Tigray: New Report Highlights Rape Continues to be Used as a Weapon of War
On 25 August 2023, the Guardian reported that the Eritrean and Ethiopian soldiers continued to use rape as a weapon of war despite a peace agreement having been signed in November 2022. The first report by Physicians for Human Rights and the Origination for Justice and Accountability in the Horn of Africa, which documented sexual violence from the start of the conflict in November 2020 through June 2023, made use of hundreds of medical records and also the healthcare professionals also recounted cases of gang rape, sexual violence and murder, including the killing of children. 304 medical records of conflict-related sexual violence from healthcare facilities across Tigray have been reviewed by the organisation, out of which 128 showed that rape had occurred after the agreement to halt hostilities had been made. The age groups of survivors of sexual violence ranged from eight to 69, where three-quarters of cases were gang rapes and in almost all cases, the perpetrators belonged to military and paramilitary groups.

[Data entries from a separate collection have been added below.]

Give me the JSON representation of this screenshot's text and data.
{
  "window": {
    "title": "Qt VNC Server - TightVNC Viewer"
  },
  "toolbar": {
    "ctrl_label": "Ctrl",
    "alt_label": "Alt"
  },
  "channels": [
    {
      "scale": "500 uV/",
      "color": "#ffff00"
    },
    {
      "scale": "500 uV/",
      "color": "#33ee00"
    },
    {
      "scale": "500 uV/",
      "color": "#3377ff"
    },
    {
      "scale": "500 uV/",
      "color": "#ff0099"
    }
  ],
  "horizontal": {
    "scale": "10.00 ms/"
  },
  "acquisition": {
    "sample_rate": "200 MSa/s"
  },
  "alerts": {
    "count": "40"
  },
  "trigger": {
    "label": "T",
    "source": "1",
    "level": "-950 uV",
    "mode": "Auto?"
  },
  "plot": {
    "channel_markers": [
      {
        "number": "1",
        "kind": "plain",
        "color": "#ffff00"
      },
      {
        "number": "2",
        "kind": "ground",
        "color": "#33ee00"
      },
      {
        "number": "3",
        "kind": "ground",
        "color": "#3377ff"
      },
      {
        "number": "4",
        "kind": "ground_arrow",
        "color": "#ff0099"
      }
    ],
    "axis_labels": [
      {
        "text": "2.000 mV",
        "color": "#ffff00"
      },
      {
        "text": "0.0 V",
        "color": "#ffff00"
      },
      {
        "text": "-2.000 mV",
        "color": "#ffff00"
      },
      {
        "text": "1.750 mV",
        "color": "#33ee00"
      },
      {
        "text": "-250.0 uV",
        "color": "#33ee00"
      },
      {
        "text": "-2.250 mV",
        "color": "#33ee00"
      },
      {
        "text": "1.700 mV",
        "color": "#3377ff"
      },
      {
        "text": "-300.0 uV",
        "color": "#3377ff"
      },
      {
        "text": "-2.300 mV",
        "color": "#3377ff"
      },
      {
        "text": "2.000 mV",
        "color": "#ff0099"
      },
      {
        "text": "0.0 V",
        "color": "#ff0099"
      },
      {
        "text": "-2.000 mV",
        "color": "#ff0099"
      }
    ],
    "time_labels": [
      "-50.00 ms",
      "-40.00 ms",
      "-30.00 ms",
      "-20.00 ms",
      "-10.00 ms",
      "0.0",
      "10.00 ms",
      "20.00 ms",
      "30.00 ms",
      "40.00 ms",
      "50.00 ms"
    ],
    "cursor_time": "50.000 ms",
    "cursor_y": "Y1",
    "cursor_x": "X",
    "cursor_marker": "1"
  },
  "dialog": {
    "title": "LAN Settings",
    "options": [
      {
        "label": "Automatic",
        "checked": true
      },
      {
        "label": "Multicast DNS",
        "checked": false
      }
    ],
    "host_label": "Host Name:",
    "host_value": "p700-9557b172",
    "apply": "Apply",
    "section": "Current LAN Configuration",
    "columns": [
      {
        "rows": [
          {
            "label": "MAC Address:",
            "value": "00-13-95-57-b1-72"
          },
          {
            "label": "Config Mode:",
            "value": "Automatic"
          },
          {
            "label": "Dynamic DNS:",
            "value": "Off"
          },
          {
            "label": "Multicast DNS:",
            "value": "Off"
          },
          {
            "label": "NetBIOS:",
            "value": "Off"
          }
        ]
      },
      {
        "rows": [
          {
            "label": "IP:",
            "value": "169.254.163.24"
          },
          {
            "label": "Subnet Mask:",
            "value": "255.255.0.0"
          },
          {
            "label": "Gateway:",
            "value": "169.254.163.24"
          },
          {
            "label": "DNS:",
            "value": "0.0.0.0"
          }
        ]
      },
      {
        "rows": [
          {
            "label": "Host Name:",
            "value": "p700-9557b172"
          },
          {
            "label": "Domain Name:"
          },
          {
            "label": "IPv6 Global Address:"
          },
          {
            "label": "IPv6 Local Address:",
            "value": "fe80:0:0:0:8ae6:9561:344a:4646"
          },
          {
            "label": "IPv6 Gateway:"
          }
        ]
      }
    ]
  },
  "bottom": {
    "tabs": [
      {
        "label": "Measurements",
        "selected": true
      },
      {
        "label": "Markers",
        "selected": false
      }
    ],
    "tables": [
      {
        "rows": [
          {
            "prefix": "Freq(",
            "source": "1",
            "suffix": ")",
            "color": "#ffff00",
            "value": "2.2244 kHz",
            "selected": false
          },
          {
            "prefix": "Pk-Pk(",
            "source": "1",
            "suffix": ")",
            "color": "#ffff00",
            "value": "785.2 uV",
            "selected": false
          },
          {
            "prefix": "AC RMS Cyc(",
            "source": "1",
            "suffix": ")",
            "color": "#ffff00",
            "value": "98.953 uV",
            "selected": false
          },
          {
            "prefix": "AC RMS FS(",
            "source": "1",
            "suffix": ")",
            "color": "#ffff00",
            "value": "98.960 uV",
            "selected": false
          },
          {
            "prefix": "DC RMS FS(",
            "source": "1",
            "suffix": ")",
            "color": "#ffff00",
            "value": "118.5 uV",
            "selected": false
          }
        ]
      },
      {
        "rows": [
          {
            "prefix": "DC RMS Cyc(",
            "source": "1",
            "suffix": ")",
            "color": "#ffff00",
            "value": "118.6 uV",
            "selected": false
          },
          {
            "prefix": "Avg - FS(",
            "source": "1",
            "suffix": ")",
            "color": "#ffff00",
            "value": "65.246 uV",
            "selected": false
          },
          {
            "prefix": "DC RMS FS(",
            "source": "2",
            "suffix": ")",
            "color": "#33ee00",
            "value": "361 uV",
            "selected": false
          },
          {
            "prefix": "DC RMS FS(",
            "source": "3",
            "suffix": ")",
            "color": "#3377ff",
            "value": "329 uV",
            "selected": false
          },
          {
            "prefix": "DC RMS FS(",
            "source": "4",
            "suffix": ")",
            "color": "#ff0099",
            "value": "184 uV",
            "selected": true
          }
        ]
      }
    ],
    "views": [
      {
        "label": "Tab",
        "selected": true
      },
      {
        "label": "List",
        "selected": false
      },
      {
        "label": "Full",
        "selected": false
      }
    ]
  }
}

UNICEF: One Year Since Devastating Floods Hit Pakistan, Millions of Children Continue to be in Need of Urgent Humanitarian Assistance
On 25 August 2023, the United Nations Children’s Fund (UNICEF) warned that millions of children in Pakistan continue to require humanitarian assistance and access to essential services, one year since the devastating floods that hit the country. Lives of 87 children have been claimed in this season’s monsoon rains, which are continuously worsening, and the agency has estimated that 8 million people, around half of whom are children, live without access to safe water in flood-affected areas. At the same time, over 1.5 million children need lifesaving nutrition in flood-affected areas; the current appeal of UNICEF to provide such support remains underfunded. The current appeal of $173.5 million has been only 57% funded until now. Since August 2023, UNICEF and partners have reached 3.6 million people with primary healthcare services and have enabled 1.7 million people to have access to safe water in areas where water networks have been damaged or destroyed. One-third of the country had been submerged by last year’s floods, which affected 33 million people, destroying vital infrastructure, including thousands of schools and healthcare facilities. While children have been highly affected by the floods, UNICEF, in the past year, has screened 2.1 million children for severe acute malnutrition and admitted 172 000 people for life-saving treatment. Abdullah Fadil, UNICEF representative in Pakistan, called upon the Government of Pakistan to increase investment in basic social services for children and families while also urging to build climate-resilient systems for reducing “equity gaps and vulnerability to climate shocks”.